I looked at the forum to find my answers and also the FAQ but with all the (different) information I am not sure how to handle this and need your help.
I have NPM running in my selfhosted environment for several service using docker containers. Within in my router/firewall I forward HTTP and HTTPS traffic to my proxy, so I can access webservices from the internet with an Letsencrypt certificate.
I have installed virtualmin on a separated virtual Ubuntu server and can create virtualservers. But I should I make that work using the proxy server? Should I use different ports on the virtualserver configuration for HTTP and HTTPS and point NPM tot that IP and port number?
If this virtual machine isn’t going to serve any websites using a web server like Apache or Nginx, you can set Webmin to listen on port 443 and make it accessible like a regular “website”.
I am trying to understand. Should I point my reverse proxy to webmin on port 10000 for every web domain hosted on webmin? So for example, I have two web domains, website1.com and website2.com, should I put an entry in the reverse proxy server for every web domain pointing to the server IP on port 10000?

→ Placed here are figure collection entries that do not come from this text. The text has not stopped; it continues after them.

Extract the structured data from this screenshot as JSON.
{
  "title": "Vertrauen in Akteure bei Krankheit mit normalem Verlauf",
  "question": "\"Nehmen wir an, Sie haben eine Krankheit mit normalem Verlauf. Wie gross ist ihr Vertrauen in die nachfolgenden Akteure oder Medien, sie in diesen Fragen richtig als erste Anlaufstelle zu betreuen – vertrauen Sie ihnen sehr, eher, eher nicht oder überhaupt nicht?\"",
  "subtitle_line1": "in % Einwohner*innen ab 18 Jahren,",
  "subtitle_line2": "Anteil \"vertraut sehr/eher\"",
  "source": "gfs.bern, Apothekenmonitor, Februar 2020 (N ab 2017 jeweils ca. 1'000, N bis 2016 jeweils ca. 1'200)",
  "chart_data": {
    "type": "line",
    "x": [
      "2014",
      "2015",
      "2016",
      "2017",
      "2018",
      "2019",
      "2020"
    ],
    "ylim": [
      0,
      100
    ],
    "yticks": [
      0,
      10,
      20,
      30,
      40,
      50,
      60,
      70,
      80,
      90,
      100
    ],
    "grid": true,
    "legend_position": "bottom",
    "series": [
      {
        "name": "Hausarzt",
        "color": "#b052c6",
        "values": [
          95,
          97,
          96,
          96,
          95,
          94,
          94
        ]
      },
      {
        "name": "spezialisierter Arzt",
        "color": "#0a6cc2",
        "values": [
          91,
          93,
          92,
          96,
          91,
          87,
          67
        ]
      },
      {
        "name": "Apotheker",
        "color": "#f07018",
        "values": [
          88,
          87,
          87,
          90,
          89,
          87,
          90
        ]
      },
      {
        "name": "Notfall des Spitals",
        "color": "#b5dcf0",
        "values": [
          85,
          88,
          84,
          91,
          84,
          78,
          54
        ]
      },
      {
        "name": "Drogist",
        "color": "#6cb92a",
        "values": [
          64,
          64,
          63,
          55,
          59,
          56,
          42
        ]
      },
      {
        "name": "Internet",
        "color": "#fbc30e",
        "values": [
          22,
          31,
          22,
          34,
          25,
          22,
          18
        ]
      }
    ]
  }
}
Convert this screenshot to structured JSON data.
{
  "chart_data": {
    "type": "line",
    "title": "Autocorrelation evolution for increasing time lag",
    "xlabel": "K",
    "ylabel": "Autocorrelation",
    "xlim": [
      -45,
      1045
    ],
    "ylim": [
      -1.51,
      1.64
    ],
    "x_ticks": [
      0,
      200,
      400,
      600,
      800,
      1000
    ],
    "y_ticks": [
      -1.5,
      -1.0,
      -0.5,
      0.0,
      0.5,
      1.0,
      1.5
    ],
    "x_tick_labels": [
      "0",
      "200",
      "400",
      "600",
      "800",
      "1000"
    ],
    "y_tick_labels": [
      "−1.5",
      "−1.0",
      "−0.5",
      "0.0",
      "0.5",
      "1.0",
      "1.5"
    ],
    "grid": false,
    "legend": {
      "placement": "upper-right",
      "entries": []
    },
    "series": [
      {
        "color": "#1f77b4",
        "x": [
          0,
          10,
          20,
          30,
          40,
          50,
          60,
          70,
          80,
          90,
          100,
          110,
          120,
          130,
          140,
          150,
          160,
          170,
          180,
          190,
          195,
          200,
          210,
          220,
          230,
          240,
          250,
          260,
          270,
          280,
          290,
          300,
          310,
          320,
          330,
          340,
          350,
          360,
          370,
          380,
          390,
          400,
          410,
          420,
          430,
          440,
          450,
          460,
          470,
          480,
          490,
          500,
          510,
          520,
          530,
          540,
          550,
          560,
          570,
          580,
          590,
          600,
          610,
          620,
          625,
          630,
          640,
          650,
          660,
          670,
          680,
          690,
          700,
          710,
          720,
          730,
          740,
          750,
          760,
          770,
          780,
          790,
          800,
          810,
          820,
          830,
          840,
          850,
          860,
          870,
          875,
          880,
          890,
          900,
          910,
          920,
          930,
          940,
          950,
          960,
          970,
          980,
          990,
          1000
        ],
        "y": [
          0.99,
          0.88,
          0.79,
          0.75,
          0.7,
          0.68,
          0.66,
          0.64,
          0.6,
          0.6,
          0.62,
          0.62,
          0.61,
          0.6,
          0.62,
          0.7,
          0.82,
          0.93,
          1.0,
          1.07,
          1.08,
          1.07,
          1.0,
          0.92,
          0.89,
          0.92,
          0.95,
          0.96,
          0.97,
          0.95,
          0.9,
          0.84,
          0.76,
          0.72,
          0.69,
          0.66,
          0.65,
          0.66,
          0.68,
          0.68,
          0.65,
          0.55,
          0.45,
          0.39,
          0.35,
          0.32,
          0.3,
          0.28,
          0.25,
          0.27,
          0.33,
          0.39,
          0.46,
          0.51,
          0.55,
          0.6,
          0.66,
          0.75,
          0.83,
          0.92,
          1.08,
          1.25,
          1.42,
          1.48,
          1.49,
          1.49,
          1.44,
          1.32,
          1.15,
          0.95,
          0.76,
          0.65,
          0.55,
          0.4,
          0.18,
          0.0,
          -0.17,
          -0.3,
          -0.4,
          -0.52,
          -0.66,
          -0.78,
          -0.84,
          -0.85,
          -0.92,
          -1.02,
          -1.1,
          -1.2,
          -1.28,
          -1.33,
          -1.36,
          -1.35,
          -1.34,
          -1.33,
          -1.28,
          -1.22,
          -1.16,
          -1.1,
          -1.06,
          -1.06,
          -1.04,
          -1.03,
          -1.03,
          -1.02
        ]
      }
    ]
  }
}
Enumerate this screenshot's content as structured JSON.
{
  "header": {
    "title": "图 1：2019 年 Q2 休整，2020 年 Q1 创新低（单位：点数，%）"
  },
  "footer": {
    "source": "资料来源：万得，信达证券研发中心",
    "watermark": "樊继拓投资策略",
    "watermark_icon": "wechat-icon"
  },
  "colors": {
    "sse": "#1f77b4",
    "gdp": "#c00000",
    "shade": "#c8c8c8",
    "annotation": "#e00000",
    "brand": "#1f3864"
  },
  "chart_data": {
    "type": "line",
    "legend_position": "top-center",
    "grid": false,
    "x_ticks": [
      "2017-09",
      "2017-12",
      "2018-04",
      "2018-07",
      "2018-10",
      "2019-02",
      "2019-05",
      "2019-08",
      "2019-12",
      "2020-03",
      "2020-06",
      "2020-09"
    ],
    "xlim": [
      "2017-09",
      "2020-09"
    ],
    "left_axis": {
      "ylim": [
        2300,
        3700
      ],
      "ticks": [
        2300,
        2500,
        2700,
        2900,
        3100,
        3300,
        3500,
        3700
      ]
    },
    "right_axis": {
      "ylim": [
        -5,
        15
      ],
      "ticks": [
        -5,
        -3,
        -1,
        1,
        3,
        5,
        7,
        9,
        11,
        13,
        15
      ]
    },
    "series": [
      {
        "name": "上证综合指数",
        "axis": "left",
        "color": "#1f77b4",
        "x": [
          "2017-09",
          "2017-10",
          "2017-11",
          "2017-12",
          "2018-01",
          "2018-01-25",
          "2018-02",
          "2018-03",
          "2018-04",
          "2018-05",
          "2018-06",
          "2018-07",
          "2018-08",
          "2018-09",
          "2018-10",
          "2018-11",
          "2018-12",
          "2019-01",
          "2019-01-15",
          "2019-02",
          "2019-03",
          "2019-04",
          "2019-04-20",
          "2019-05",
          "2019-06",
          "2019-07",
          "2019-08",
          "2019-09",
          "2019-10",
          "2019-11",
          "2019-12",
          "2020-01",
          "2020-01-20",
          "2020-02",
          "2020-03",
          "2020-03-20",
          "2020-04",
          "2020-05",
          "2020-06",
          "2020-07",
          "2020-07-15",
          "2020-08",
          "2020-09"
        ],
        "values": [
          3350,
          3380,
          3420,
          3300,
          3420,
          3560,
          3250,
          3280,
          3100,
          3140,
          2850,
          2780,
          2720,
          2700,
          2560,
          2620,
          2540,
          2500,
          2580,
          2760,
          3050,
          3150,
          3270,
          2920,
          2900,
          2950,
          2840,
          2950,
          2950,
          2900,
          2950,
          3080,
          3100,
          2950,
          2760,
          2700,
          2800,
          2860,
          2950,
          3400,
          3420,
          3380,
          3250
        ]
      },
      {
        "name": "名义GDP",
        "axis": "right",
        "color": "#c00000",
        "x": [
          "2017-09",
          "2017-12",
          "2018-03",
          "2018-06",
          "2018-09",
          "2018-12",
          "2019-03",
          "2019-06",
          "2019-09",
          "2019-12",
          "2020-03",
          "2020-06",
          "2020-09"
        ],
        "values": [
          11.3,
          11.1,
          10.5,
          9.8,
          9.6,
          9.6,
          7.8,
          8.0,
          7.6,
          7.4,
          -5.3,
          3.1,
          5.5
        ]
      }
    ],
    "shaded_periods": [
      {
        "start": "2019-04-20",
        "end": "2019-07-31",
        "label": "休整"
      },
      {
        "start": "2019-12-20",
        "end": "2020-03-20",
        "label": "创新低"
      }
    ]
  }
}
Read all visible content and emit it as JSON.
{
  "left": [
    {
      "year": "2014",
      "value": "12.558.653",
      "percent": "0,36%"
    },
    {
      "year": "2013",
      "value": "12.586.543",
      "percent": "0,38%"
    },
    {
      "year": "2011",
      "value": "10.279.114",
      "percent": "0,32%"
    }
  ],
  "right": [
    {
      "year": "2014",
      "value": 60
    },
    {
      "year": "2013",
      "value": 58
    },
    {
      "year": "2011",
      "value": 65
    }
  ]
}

It’s really up to you! You could make those available for all records, or just set it up for one, like hostname:10000, for example. But, personally, I wouldn’t run Webmin behind a proxy — I’d keep it accessible independently on a dedicated IP. But again, it’s your choice!
No, you would proxy it to the IP of the Virtualmin server port 80 (since you’d have to terminate SSL on the NPM server).
I’m doing this myself at home and it works swell for some particular usecases.
ok, good information. So how did you make it work with wordpress application installed for example? because when I try to load https://mydomain.com/wordpress the request times out. I am also looking for a way to make it work so that when users type in the main domain wordpress is loaded.
You select the path or subdirectory during the install of WP from the install scripts.
Is it working on your local network? First make sure the Virtualmin server responds to requests, then proceed with hooking the proxy up infront.
I don’t have a vmin server on my network currently, but after adding the domain in vmin, add the same on NPM, requesting cert and so on, proxying to vmin-ip:80.
You need to disable any automatic redirect from 80->443 on vmin, otherwise you’ll get a loop.